“..STEM Thinking Starts at Infancy..”
According to Center of Childhood Creativity, “Counter to long-held assumptions about babies and toddlers’ cognitive capacity, we now know that STEM thinking starts in infancy.” It’s a great article and highlights how STEM education is a national priority, not just an individual one.
- STEM thinking begins at Infancy – we need to encourage and nurture this ability to ensure it grows into a live long habit
- Children need more time for play – this helps with STEM thinking
- STEM helps in language development
- STEM skills and interests are built by hands-on learning in which they can steer their learning.
- Having a ‘growth mindset’ matters – this word is becoming a bit of an ambiguous buzz word, but essentially believing learning, improvement, hard work, and intentional effort go hand-in-hand. The growth mindset is especially lacking in minorities.
- Children can grapple with abstract ideas – contrary to belief, and feedback from parents on some of the Tinker Toddlers books is that children need concrete things they can see and think. Modern research disagrees.
The article deep dives into each of these key items. A wonderful read!
Babies are Born Scientists
According to Alison Gopnik and team report that while we think that school for STEM learning, research has demonstrated that there are ample opportunities for STEM learning well before child care, preschool, and kindergarten.
The article dives into how our youngest learners are born wired to think along the scientific method. Babies tend to test hypothesis, just like scientists and like the neural networks we are developing for machines.
Their research shows that encouraging play, presenting interesting outcomes and asking for explanation encourages and nurtures this STEM ability.
Alison Gopnik has a video on this research, supporting TED talks, and a book on this topic as well.
Surprising or Unexpected Situations Enhance Infant Learning
Feigenson and Stahl dive into how infants, before they are even 1 year of age, use the scientific method to test hypothesis, especially when the see something unexpected. Babies are surprised when what they think an impossible thing has happened.

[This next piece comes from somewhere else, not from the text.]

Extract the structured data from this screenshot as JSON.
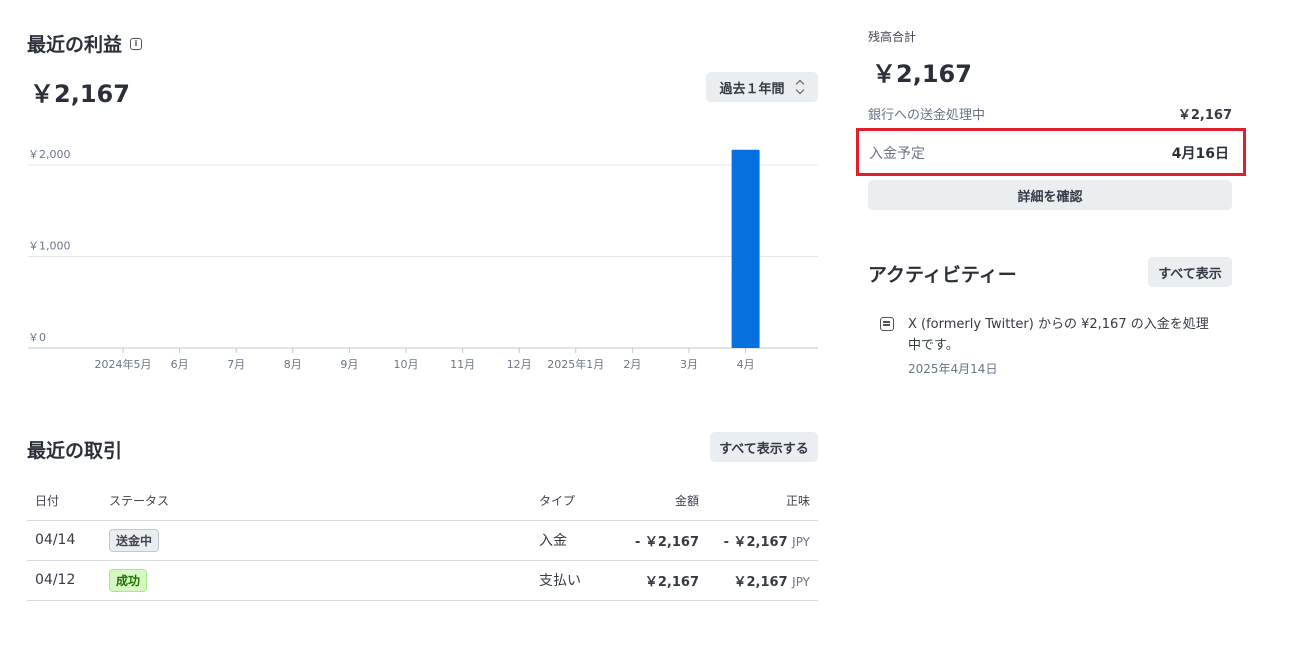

Babies were shown a ball that could seemingly pass through a wall. Other babies were shown a ball that was stopped by the wall. New information was taught about the object, and they found unexpected or surprising situations taught the babies more. This encourages exploratory behaviors.
Here is a video on the experiment.
STEM starts early – super early!
A statement by Roberto J Rodriguez, Deputy Assistant to the President for Education.
“Too often, we underestimate the concepts our youngest learners can understand. As the most important influencers in our children’s lives, we — whether parents or other caregivers, child care providers, preschool or elementary school teachers — should support this curiosity, guide young children in their exploration, and identify natural learning opportunities to develop and grow these foundational STEM skills.”
The article stresses how we lose our sense of curiosity in science, technology, engineering, and math (STEM) fields as we grow older and the importance of developing it and nurturing it. Early STEM education has show to increase success across all aspects of learning.